The idea was that optimistic delivery plus flush would be equivalent to pessimistic delivery, but that during the period before flush was called, computing overlaps with background message passing and extra work can be done. In Vsync and Isis, the totally ordered multicast was optimistic, whereas the "safe" primitive was pessimistic. You may have heard of vertical Paxos protocol: this is also a pessimistic protocol. Pessimistic protocols in effect call flush before the application ever sees the message, so that the application layer is always safe.
As a teaching device, we would ask new Isis or Vsync developers to think about the way that buffered disk writes are done in a file system. The application writes some text, but it ends up buffered first by the file I/O library, and then in the kernel. Seconds can elapse before the data is on the disk. The value of buffering is speed: performance is dramatically improved, far better than if fflush is called character by character or even line by line.
Today I'm revisiting this same question in Derecho. Our basic OrderedSend is pessimistic, and pretty fast. We also have a raw version of send that lacks ordering guarantees or failure atomicity and runs at the highest speeds possible. But do we need an optimistic delivery too?
The case for optimistic deliver centers on this question: are there applications that need strong properties, yet also need the small degree of overlapped computing afforded by optimism? A pessimistic delivery rarely delays more than a few microseconds relative to an optimistic one. So you can deliver a small multicast after, say, 12us in an optimistic mode, but might have to wait 25us to deliver it with full safety (pessimistically).

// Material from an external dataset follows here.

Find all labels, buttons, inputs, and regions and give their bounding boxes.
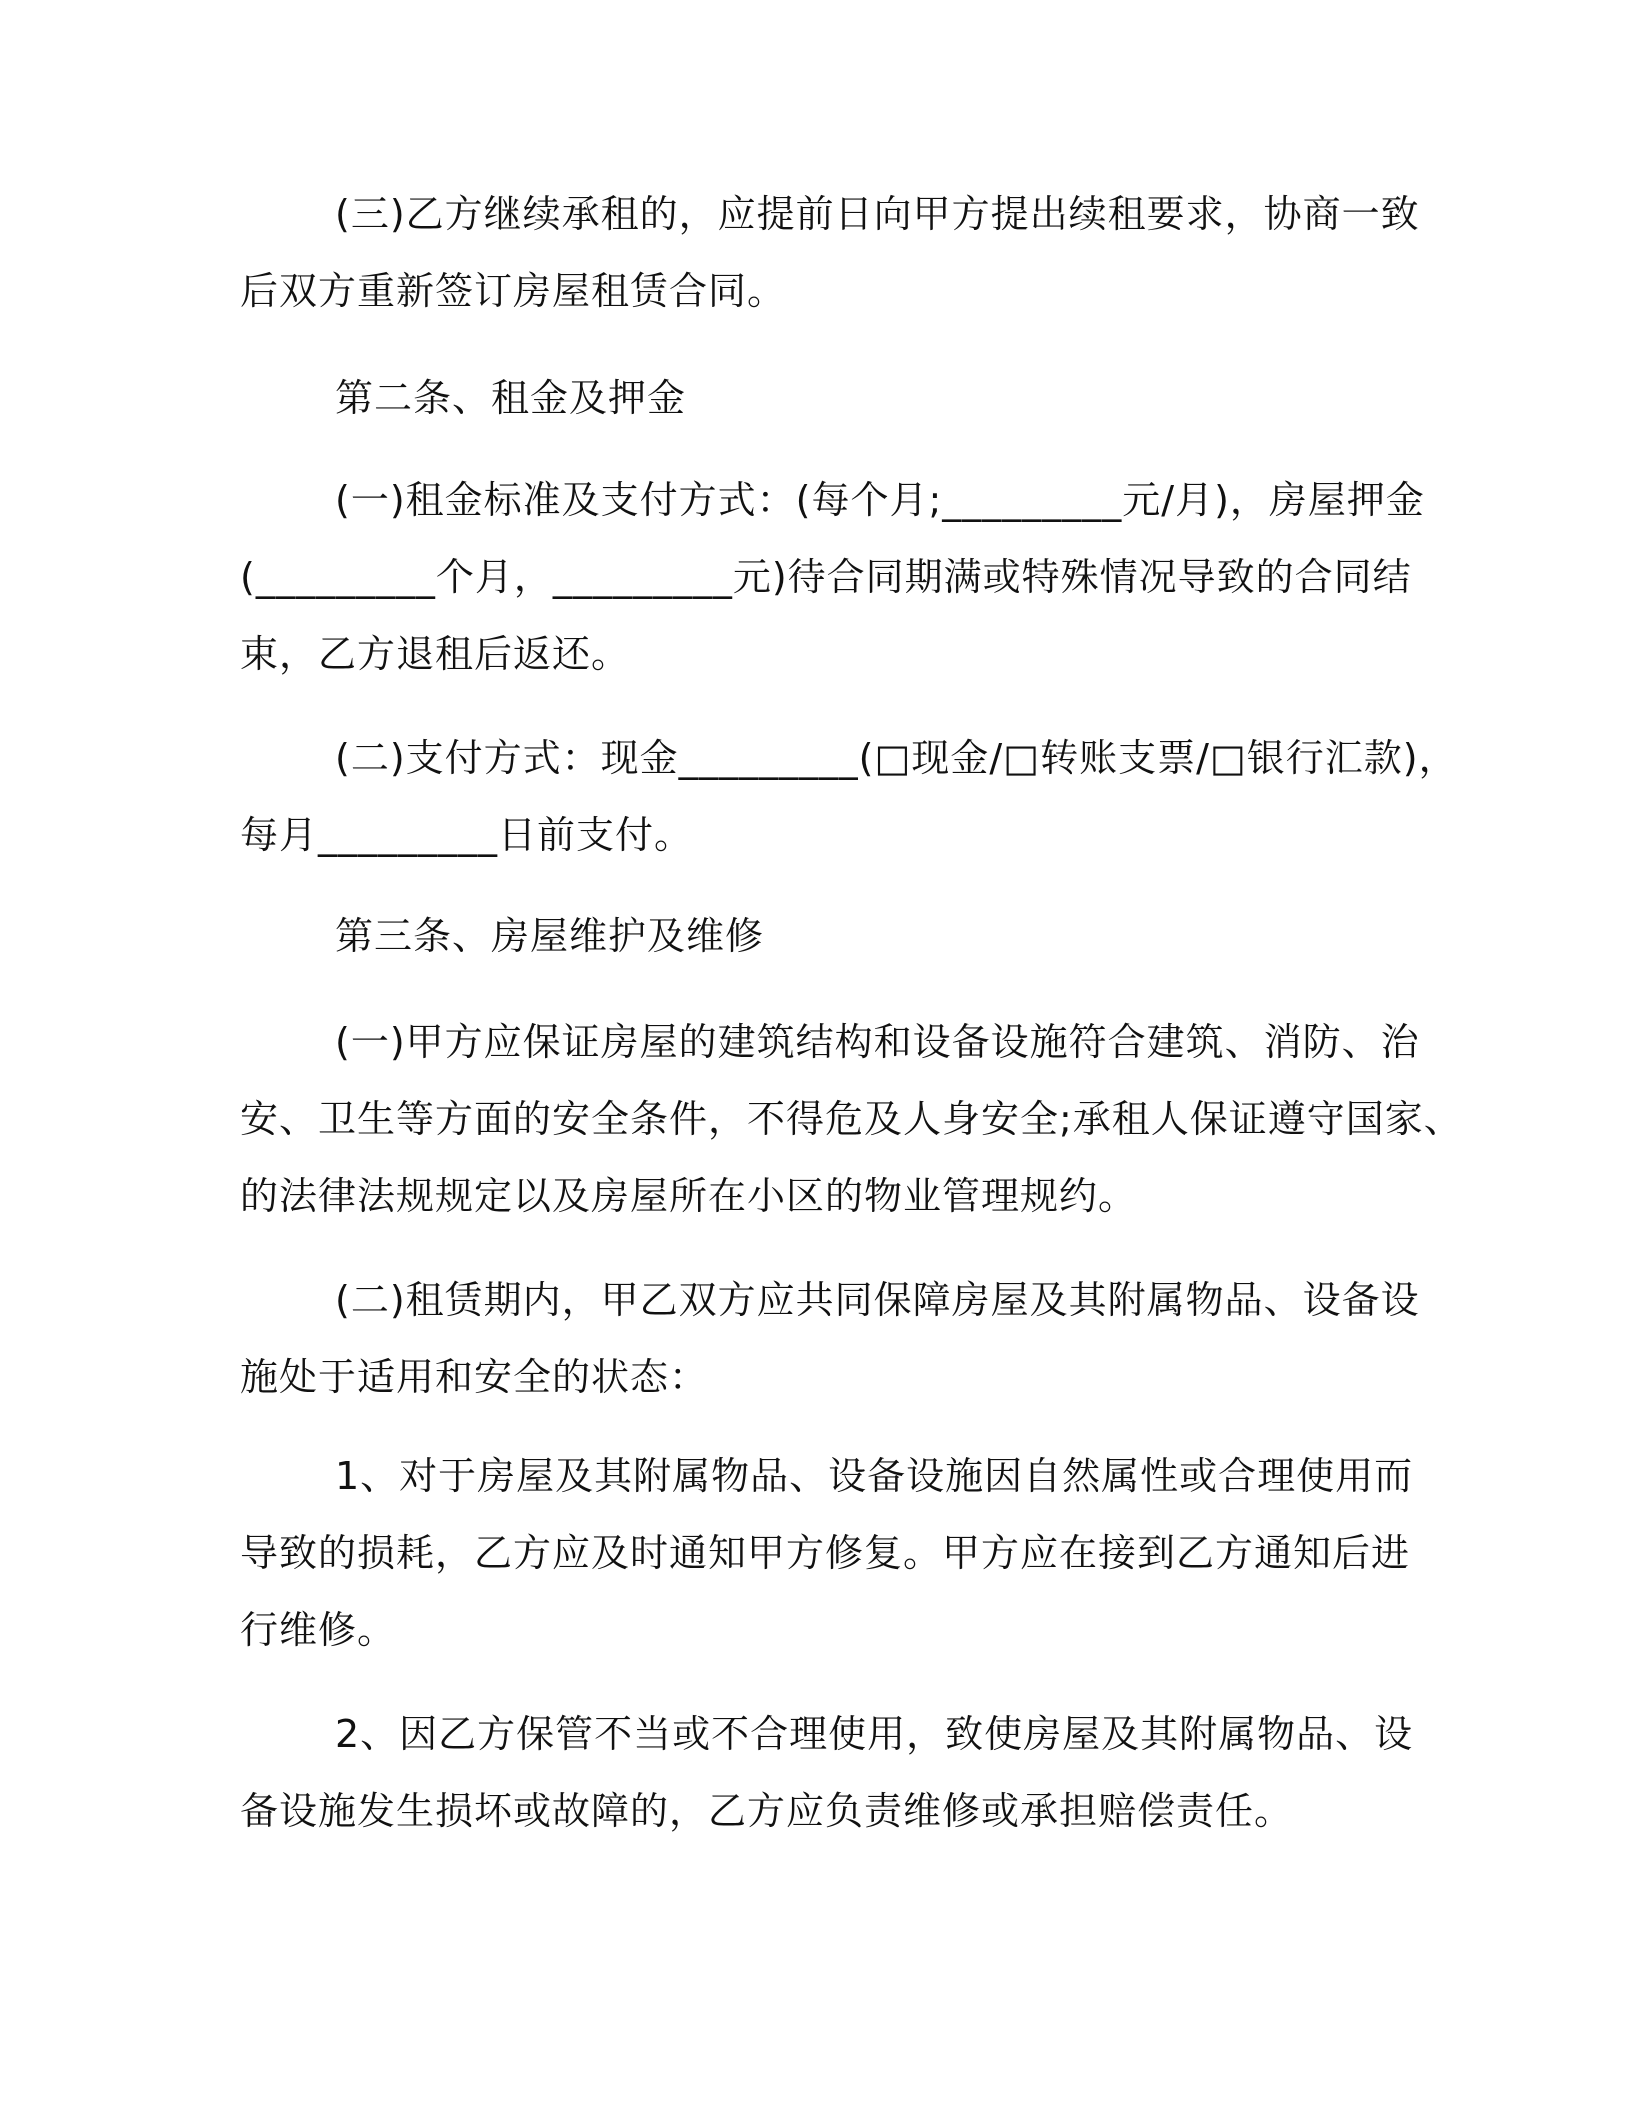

In our experiments, the performance gap is most extreme for small messages. Our impression, so far, is that these suffer from two kinds of delay. First, with very small multicasts, the actual time needed to report stability through the SST subsystem is proportionally larger relative to data transfer delays, so when you compare a small message delivery to a large one, the wait for stabilization simply looks larger. And then the other issue is that because these messages need to be buffered, Derecho runs out of space and at high rates, new incoming messages are delayed waiting for an admission slot.
In contrast, optimistic delivery mode lets Derecho hand off incoming messages to the application instantly, hence the system buffers only data that is in-flight, and won't incur this admission backlog buildup. Stabilization takes the same amount of time, but by the time flush is invoked by a handler processing message m, there is more hope that m will have fully stabilized and that flush won't delay at all.
But keep in mind that with raw mode, there is no delay and no need to use flush at all. The question becomes this: will people who would find optimistic delivery useful be content to use raw mode instead? If so, the demand for optimistic mode would be low, and we should then omit the extra mechanisms and extra complexity. Or do they need stronger guarantees when failures occur? And if the latter, just what would those applications look like, that need atomicity but also need to shave 25us or so off the delivery delay?
Let us know if you have a great example of an application that would really benefit from optimistic early delivery. For now, we know how to support optimism within Derecho, but are learning towards not doing so!